O governo dos Estados Unidos decidiu em 2008 que não havia diferenças perceptíveis entre vacas, cabras e porcos clonados e não clonados, então permitiu o processo em esses animais, embora principalmente para reprodução, em vez de produção de carne. Na China, uma empresa chamada Boyalife Group tem planos de produzir pelo menos 100.0000 bovinos clonados – uma fração do número total de animais abatidos a cada ano naquele país, um porta-voz da empresa escreveu por e-mail. “Podemos estar no melhor momento para desenvolver essa tecnologia em aplicativos tanto de uma perspectiva de tecnologia quanto de uma perspectiva de mercado.”
Teoricamente, a clonagem também poderia ser usada para trazer de volta os ameaçados de extinção espécies. Fala-se em usá-lo para restaurar mamutes lanosos, pandas gigantes e até neandertais – ideias que Lovell-Badge considera “bastante tolas”. Trounson diz que ainda tem um estoque de amostras de pele de wombats de nariz peludo do norte em perigo crítico armazenado em nitrogênio líquido, caso alguém queira tentar restaurar o número da espécie. Os clones, no entanto, são criados pegando uma célula adulta e fundindo-a para um óvulo receptor. A produção de um clone requer um núcleo intacto, que não estaria disponível para a maioria das espécies extintas.
Vários pesquisadores estão usando técnicas de clonagem para produzir células-tronco embrionárias, evitando assim a necessidade de coleta novos embriões. A chamada transferência nuclear de células somáticas pode ajudar os pesquisadores a entender melhor a embriogênese humana precoce e a biologia das células-tronco, de acordo com Paul Knoepfler, biólogo da Universidade da Califórnia, Davis, que não está diretamente envolvido no trabalho. Knoepfler escreveu via e-mail informando que ele não “vê nenhum benefício terapêutico iminente, mas que pode mudar no futuro”.

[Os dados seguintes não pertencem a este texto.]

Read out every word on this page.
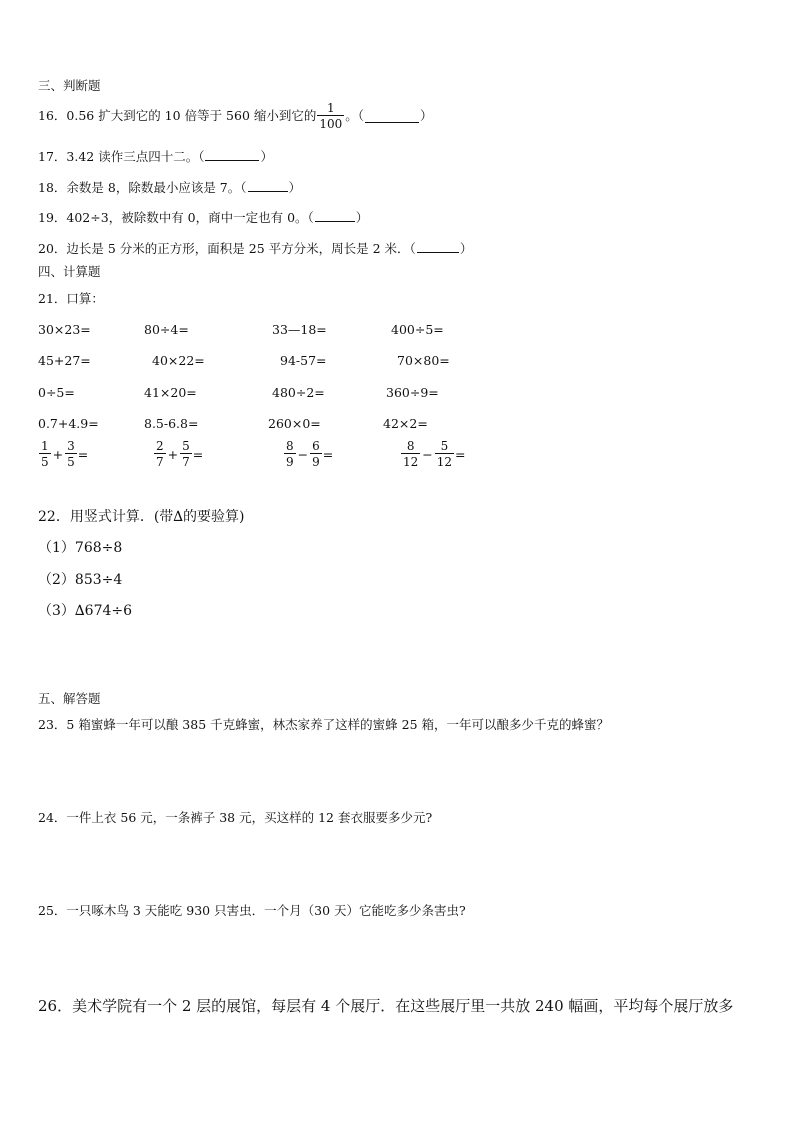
三、判断题
16．0.56 扩大到它的 10 倍等于 560 缩小到它的 $\frac{1}{100}$ 。（	）
17．3.42 读作三点四十二。（	）
18．余数是 8，除数最小应该是 7。（	）
19．402÷3，被除数中有 0，商中一定也有 0。（	）
20．边长是 5 分米的正方形，面积是 25 平方分米，周长是 2 米．（	）
四、计算题
21．口算：
30×23=	80÷4=	33—18=	400÷5=
45+27=	40×22=	94-57=	70×80=
0÷5=	41×20=	480÷2=	360÷9=
0.7+4.9=	8.5-6.8=	260×0=	42×2=
$\frac{1}{5} + \frac{3}{5}$ =	$\frac{2}{7} + \frac{5}{7}$ =	$\frac{8}{9} - \frac{6}{9}$ =	$\frac{8}{12} - \frac{5}{12}$ =
22．用竖式计算．(带∆的要验算)
（1）768÷8
（2）853÷4
（3）∆674÷6
五、解答题
23．5 箱蜜蜂一年可以酿 385 千克蜂蜜，林杰家养了这样的蜜蜂 25 箱，一年可以酿多少千克的蜂蜜？
24．一件上衣 56 元，一条裤子 38 元，买这样的 12 套衣服要多少元?
25．一只啄木鸟 3 天能吃 930 只害虫．一个月（30 天）它能吃多少条害虫?
26．美术学院有一个 2 层的展馆，每层有 4 个展厅．在这些展厅里一共放 240 幅画，平均每个展厅放多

A ideia de clonar um ente querido falecido – humano ou animal de estimação – caiu em desgraça em parte por causa do reconhecimento de que o ambiente afeta o comportamento. A genética pode ser a mesma, mas um clone ainda seria o mesmo indivíduo adorável? “Você nunca vai ter Tibble de volta, ou o que seja”, diz Lovell-Badge, observando que ele acha que a ideia de clonar um animal de estimação é “estúpida”. Ele acrescenta: “O único uso possível em que posso pensar vagamente é se você tiver um cachorro valioso em particular”, com habilidades como super-farejar que os cientistas gostariam de determinar se era inato ou comportamental.
Lovell-Badge rejeita ainda mais a ideia de clonar uma pessoa. “Teríamos que saber muito mais sobre reprogramação e como torná-la 100% eficiente”, diz ele. “Nunca pensei em uma razão boa o suficiente para um ser humano.”